J Med Syst. 2012 Apr;36(2):903-14. doi: 10.1007/s10916-010-9554-4. Epub 2010 Jul 14.
This paper presents a fuzzy rule based classifier and its application to discriminate premature ventricular contraction (PVC) beats from normals. An Adaptive Neuro-Fuzzy Inference System (ANFIS) is applied to discover the fuzzy rules in order to determine the correct class of a given input beat.

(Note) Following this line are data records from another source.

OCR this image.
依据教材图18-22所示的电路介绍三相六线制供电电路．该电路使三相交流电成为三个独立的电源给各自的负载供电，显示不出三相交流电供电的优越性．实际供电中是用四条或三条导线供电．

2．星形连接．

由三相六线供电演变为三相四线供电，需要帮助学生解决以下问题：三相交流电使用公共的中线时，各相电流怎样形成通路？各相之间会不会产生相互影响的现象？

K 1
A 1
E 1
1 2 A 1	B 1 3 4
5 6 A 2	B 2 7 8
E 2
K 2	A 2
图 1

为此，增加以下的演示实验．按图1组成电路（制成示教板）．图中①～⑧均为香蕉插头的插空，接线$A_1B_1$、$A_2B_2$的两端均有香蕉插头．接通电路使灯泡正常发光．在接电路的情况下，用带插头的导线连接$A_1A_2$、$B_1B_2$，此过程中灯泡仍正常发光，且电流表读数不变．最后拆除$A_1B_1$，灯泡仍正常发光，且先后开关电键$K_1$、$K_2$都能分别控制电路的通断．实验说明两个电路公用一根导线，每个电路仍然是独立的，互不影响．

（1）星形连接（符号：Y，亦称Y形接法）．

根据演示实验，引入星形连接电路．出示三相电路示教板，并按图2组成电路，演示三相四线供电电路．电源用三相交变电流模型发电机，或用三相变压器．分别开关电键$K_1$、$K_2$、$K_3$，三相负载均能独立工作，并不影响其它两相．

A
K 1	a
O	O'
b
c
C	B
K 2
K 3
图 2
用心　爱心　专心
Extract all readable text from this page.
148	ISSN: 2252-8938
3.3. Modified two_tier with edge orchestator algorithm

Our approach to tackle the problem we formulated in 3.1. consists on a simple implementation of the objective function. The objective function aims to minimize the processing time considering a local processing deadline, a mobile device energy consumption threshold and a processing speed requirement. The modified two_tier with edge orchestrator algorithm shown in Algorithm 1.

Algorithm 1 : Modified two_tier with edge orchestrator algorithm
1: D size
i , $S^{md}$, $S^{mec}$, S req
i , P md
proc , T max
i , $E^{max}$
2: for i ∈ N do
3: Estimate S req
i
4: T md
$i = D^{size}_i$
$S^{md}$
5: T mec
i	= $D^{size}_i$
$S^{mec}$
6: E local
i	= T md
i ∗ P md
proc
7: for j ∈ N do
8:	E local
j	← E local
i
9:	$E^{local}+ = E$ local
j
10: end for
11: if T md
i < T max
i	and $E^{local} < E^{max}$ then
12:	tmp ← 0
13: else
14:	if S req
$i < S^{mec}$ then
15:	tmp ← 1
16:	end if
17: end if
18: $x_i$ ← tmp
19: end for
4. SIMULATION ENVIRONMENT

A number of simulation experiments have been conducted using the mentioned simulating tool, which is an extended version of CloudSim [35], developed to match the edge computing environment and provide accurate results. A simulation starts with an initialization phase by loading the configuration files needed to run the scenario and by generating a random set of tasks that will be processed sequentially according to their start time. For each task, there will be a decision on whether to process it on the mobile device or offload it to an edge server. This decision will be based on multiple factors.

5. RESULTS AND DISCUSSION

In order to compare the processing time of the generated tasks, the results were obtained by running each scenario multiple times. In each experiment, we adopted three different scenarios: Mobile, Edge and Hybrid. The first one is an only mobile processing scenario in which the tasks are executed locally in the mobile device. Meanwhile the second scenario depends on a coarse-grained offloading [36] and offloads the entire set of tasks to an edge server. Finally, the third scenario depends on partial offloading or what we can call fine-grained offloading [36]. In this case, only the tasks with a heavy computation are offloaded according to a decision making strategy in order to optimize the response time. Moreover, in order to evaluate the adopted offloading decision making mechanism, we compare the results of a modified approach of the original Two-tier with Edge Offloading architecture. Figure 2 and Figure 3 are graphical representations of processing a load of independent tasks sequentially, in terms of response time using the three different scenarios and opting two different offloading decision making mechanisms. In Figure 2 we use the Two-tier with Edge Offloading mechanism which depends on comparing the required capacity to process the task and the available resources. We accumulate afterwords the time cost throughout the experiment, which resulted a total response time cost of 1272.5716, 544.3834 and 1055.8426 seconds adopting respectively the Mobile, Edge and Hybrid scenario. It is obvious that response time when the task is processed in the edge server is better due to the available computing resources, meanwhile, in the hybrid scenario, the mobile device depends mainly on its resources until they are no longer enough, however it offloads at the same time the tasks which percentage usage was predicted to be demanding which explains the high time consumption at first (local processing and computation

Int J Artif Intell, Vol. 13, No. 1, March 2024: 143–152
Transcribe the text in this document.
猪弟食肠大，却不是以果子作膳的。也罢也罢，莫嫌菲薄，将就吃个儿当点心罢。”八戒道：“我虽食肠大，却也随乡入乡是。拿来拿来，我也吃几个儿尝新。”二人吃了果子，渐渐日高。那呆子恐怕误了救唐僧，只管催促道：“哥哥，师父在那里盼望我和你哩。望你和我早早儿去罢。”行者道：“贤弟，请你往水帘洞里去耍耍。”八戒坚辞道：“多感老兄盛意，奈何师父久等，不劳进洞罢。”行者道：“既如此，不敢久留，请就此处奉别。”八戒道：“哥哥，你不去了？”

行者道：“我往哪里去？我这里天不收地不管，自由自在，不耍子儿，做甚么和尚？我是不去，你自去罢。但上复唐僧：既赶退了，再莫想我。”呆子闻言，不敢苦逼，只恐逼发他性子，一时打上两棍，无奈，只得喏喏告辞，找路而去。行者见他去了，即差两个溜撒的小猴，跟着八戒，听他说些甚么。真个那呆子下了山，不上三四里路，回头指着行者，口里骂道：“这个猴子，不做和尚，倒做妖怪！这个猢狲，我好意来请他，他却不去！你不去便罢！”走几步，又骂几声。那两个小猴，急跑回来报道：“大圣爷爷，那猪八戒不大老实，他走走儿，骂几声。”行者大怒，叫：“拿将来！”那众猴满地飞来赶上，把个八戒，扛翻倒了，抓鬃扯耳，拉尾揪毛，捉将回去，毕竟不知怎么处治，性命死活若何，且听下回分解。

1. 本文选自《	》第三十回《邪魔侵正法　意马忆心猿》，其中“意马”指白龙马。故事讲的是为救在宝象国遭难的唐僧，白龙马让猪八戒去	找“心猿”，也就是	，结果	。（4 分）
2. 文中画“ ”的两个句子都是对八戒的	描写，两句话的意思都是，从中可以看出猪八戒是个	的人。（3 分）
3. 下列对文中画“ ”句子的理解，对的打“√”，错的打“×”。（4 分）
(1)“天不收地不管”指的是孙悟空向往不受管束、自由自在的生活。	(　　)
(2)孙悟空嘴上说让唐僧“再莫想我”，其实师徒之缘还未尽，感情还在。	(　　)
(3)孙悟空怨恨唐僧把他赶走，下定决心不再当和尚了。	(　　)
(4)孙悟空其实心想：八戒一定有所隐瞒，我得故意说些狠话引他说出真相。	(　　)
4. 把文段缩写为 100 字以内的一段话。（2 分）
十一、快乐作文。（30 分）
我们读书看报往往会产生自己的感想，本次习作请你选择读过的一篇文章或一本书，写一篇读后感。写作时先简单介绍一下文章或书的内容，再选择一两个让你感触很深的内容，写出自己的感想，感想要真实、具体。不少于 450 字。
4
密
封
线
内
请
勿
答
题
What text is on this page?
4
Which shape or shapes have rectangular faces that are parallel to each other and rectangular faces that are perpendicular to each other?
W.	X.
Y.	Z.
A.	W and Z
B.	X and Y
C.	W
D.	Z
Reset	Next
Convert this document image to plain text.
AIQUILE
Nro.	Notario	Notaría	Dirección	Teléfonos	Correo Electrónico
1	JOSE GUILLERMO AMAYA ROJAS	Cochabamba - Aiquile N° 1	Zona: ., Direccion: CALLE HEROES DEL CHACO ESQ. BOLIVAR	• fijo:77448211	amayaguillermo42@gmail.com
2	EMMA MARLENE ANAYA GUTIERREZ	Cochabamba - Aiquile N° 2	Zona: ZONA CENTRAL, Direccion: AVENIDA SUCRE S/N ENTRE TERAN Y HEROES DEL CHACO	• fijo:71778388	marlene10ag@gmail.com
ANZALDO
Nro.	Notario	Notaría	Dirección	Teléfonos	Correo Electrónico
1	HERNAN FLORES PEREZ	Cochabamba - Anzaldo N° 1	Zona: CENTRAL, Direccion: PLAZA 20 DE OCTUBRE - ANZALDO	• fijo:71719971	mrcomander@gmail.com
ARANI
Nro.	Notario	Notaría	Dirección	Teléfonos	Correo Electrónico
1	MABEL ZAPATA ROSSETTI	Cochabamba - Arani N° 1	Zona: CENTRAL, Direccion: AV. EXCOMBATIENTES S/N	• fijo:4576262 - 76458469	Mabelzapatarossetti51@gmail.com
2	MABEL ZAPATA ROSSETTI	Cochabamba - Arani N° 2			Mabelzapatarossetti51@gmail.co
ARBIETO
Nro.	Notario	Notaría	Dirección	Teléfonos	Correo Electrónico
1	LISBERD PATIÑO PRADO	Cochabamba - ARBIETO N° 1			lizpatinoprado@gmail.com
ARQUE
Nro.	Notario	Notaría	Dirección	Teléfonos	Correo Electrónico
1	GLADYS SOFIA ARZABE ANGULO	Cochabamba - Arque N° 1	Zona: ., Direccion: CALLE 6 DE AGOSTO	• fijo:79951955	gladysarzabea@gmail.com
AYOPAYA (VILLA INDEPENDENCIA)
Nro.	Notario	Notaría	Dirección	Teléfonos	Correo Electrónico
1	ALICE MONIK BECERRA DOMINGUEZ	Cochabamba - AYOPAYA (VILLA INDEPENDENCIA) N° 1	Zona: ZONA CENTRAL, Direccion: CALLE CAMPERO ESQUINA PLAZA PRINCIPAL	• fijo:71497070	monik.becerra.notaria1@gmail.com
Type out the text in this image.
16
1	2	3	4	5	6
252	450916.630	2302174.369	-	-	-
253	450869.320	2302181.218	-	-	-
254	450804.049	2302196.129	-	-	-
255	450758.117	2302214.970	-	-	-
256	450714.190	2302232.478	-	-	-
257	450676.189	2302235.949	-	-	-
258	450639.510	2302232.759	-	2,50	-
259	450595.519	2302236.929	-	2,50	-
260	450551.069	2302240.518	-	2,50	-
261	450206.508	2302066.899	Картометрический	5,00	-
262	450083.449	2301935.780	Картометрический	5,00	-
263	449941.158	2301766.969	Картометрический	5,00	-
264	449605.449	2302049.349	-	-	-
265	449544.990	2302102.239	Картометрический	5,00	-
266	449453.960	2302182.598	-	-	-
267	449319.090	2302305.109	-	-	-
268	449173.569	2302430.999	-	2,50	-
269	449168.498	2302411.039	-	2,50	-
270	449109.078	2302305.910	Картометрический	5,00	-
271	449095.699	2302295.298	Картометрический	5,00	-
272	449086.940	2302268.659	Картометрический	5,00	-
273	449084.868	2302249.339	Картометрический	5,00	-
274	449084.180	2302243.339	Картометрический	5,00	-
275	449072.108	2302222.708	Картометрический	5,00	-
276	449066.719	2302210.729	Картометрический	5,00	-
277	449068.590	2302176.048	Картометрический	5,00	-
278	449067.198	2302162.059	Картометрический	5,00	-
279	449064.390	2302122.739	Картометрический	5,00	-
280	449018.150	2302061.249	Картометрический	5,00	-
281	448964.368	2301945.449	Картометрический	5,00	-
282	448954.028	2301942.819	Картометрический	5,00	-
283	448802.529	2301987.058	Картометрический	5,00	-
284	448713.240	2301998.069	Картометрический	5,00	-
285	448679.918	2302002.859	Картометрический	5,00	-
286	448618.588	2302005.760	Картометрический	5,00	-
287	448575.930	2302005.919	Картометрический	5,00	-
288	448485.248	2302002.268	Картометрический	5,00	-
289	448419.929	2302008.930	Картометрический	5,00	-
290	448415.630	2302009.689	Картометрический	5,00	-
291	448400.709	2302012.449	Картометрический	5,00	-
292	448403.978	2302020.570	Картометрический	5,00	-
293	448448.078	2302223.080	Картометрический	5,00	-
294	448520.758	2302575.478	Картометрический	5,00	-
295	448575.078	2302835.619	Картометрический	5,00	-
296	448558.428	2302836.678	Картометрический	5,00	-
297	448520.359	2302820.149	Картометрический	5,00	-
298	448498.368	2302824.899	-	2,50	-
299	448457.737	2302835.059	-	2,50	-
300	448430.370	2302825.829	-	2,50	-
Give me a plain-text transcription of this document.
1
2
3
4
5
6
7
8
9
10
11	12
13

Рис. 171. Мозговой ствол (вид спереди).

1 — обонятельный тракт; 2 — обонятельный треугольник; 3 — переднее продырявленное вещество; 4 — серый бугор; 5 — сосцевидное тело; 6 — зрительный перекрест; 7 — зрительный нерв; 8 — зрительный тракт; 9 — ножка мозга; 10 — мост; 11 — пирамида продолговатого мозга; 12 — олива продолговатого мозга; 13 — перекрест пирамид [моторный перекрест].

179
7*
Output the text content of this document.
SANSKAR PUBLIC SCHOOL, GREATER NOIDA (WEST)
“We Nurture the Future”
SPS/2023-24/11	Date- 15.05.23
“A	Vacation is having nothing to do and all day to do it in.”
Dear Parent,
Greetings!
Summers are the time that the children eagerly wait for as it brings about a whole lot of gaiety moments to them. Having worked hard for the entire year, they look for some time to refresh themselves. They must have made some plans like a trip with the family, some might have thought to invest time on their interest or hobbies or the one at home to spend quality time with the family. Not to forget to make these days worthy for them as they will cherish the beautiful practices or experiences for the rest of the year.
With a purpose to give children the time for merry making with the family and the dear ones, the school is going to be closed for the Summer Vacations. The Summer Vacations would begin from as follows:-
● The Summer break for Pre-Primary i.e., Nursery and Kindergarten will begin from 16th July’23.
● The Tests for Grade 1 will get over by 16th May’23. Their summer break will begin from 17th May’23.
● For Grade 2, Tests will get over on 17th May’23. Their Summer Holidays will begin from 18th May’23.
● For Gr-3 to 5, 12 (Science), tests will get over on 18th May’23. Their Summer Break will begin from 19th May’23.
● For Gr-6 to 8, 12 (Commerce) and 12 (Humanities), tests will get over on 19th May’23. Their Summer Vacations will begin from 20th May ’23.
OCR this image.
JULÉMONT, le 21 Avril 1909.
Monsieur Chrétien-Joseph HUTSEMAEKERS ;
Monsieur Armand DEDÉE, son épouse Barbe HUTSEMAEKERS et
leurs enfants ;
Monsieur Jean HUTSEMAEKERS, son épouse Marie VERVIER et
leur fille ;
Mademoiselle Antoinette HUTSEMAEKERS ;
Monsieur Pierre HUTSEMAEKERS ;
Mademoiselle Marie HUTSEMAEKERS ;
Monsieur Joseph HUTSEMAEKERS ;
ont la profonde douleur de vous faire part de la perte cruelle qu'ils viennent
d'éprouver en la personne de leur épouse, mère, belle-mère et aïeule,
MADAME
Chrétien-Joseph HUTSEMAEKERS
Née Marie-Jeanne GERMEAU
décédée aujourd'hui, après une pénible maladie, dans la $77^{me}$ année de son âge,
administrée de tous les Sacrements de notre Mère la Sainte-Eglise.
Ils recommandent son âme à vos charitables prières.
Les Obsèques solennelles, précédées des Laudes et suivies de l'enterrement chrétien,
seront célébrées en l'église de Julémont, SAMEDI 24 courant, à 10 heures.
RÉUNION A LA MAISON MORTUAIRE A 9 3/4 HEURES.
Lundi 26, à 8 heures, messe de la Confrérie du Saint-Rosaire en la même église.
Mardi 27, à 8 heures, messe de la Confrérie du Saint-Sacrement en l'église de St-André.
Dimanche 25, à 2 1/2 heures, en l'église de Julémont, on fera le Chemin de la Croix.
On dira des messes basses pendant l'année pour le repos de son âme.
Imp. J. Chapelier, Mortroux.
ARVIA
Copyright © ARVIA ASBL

The main goal of our approach is to create an interpretable classifier that also provides an acceptable accuracy. The performance of the classifier is tested on MIT-BIH (Massachusetts Institute of Technology-Beth Israel Hospital) arrhythmia database. On the test set, we achieved an overall sensitivity and specificity of 97.92% and of 94.52% respectively. Experimental results show that the proposed approach is simple and effective in improving the interpretability of the fuzzy classifier while preserving the model performances at a satisfactory level.
本文提出了一种基于模糊规则的分类器及其在区分室性早搏 (PVC) 与正常心搏中的应用。应用自适应神经模糊推理系统 (ANFIS) 来发现模糊规则,以确定给定输入心搏的正确类别。我们方法的主要目标是创建一个可解释的分类器,同时提供可接受的准确性。该分类器的性能在麻省理工学院-贝斯以色列医院 (MIT-BIH) 心律失常数据库上进行了测试。在测试集中,我们分别达到了 97.92%和 94.52%的整体敏感性和特异性。实验结果表明,该方法在保持模型性能在令人满意水平的同时,简单有效地提高了模糊分类器的可解释性。